Balazs likens today’s environment to the internet boom of 1999 – only at 10× speed. For us, this acceleration underscores why scale data assets, disciplined architecture and a culture of experimentation remain critical to compounding value over time.
ASML’s AI edge
We also met ASML’s Silicon Valley team, acquired through Brion in 2007, which leads the company’s most complex computational challenges, including big data and AI-driven metrology. This team heads ASML’s advanced big data initiatives and takes on the toughest algorithmic problems. Meeting with this group, one of the most intricate parts of the company, was fascinating and underscored its critical role in shaping ASML’s future.
Our visit reinforced two key points. First, TSMC’s extraordinary influence over the entire semiconductor ecosystem. And second, how much room there still is to make these systems run better. Most of the improvements so far have focused on the early stages of making a wafer, rather than fine tuning each individual chip in real time. Even small gains in yield really matter, so although progress will be gradual, the long term opportunity is substantial.
Opportunities and caution
During our trip, we gained a clear sense of the prevailing bias towards overinvestment in AI infrastructure and valuable insights from the businesses we met. From our perspective, AI is undoubtedly a transformational technology, one that will deliver productivity gains and improved decision quality through data insights. That said, we remain cautious about current infrastructure spending trends, mindful that no investment boom has ever perfectly matched supply with demand. Amazon and Microsoft stand out as industry titans with the financial strength and innovative capability to maintain leadership positions.
On the software side, we believe the bear case has been overstated. AI-native challengers are seeking to disrupt incumbents, but leading firms such as Adobe and Intuit have responded decisively, embedding AI at the heart of their strategies. Their robust customer relationships and extensive proprietary data provide a strong advantage.

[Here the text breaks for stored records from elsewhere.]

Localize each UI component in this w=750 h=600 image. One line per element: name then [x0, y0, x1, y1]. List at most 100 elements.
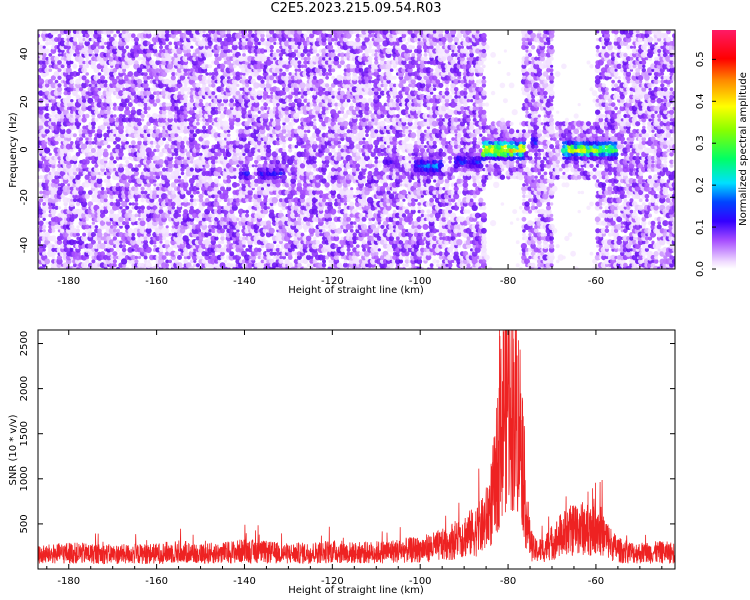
spectrogram-cell [78, 55, 84, 62]
spectrogram-cell [42, 229, 46, 233]
spectrogram-cell [269, 44, 275, 50]
spectrogram-cell [137, 118, 142, 122]
spectrogram-cell [100, 148, 105, 153]
spectrogram-cell [128, 202, 132, 206]
spectrogram-cell [38, 198, 44, 203]
spectrogram-cell [94, 144, 99, 149]
spectrogram-cell [39, 121, 44, 126]
spectrogram-cell [82, 125, 86, 130]
spectrogram-cell [100, 251, 105, 257]
spectrogram-cell [81, 235, 88, 242]
spectrogram-cell [156, 148, 160, 153]
spectrogram-cell [50, 235, 57, 242]
spectrogram-cell [196, 187, 200, 191]
spectrogram-cell [121, 94, 127, 100]
spectrogram-cell [217, 175, 221, 179]
spectrogram-cell [97, 91, 102, 96]
spectrogram-cell [57, 49, 62, 53]
spectrogram-cell [260, 141, 265, 145]
spectrogram-cell [48, 213, 53, 218]
spectrogram-cell [226, 53, 231, 57]
spectrogram-cell [88, 167, 93, 172]
spectrogram-cell [44, 48, 50, 54]
spectrogram-cell [137, 121, 142, 127]
spectrogram-cell [103, 266, 108, 269]
spectrogram-cell [44, 166, 51, 173]
spectrogram-cell [47, 79, 53, 85]
spectrogram-cell [312, 75, 317, 80]
spectrogram-cell [75, 152, 81, 157]
spectrogram-cell [183, 94, 189, 100]
spectrogram-cell [202, 125, 207, 130]
spectrogram-cell [291, 164, 295, 168]
spectrogram-cell [81, 200, 88, 208]
spectrogram-cell [362, 175, 366, 179]
spectrogram-cell [220, 183, 225, 187]
spectrogram-cell [45, 60, 50, 65]
spectrogram-cell [110, 30, 114, 34]
spectrogram-cell [100, 75, 106, 81]
spectrogram-cell [60, 194, 65, 199]
spectrogram-cell [96, 79, 103, 85]
spectrogram-cell [45, 194, 50, 199]
spectrogram-cell [264, 49, 268, 53]
spectrogram-cell [328, 221, 332, 225]
spectrogram-cell [368, 141, 372, 145]
spectrogram-cell [146, 236, 151, 241]
spectrogram-cell [53, 71, 60, 77]
spectrogram-cell [168, 41, 173, 46]
spectrogram-cell [82, 64, 86, 69]
spectrogram-cell [38, 78, 45, 85]
spectrogram-cell [294, 68, 298, 72]
spectrogram-cell [57, 60, 62, 65]
spectrogram-cell [50, 48, 57, 54]
spectrogram-cell [50, 105, 57, 111]
spectrogram-cell [56, 189, 63, 196]
spectrogram-cell [260, 187, 265, 191]
spectrogram-cell [282, 144, 286, 149]
spectrogram-cell [119, 206, 123, 210]
spectrogram-cell [297, 68, 302, 72]
spectrogram-cell [356, 167, 360, 172]
spectrogram-cell [245, 213, 250, 218]
spectrogram-cell [53, 178, 60, 184]
spectrogram-cell [76, 232, 80, 237]
spectrogram-cell [226, 76, 231, 80]
spectrogram-cell [94, 117, 99, 122]
spectrogram-cell [42, 217, 46, 221]
spectrogram-cell [287, 94, 293, 100]
spectrogram-cell [70, 221, 74, 225]
spectrogram-cell [84, 33, 90, 39]
spectrogram-cell [84, 159, 90, 165]
spectrogram-cell [134, 202, 139, 206]
spectrogram-cell [242, 244, 246, 248]
spectrogram-cell [84, 174, 90, 180]
spectrogram-cell [71, 212, 79, 219]
spectrogram-cell [76, 225, 80, 229]
spectrogram-cell [198, 193, 204, 199]
spectrogram-cell [333, 56, 339, 62]
spectrogram-cell [91, 83, 96, 88]
spectrogram-cell [195, 82, 201, 88]
spectrogram-cell [103, 198, 108, 203]
spectrogram-cell [180, 144, 185, 150]
spectrogram-cell [85, 102, 90, 107]
spectrogram-cell [328, 217, 333, 222]
spectrogram-cell [96, 132, 103, 139]
spectrogram-cell [331, 198, 336, 202]
spectrogram-cell [45, 164, 49, 168]
figure-title: C2E5.2023.215.09.54.R03 [270, 1, 442, 16]
spectrogram-cell [276, 41, 280, 46]
spectrogram-cell [103, 148, 108, 153]
spectrogram-cell [94, 251, 99, 257]
spectrogram-cell [143, 259, 148, 264]
spectrogram-cell [285, 164, 289, 168]
spectrogram-cell [192, 201, 198, 207]
spectrogram-cell [41, 163, 47, 169]
spectrogram-cell [69, 247, 74, 252]
spectrogram-cell [90, 121, 96, 127]
spectrogram-cell [158, 139, 164, 146]
spectrogram-cell [51, 41, 56, 46]
spectrogram-cell [362, 137, 366, 141]
spectrogram-cell [146, 106, 151, 111]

Confident long-term outlook
Innovation is not confined to technology. We also met with several healthcare companies, including Edwards Lifesciences, Intuitive Surgical and ResMed. This sector has long been out of favour compared to technology, but we are confident that many of these businesses are developing innovative treatments that will benefit patients globally. Regardless of sector, we came away from this trip more convinced than ever that the US is home to many of the world’s most innovative and high-quality businesses – those positioned to thrive meaningfully over the long term.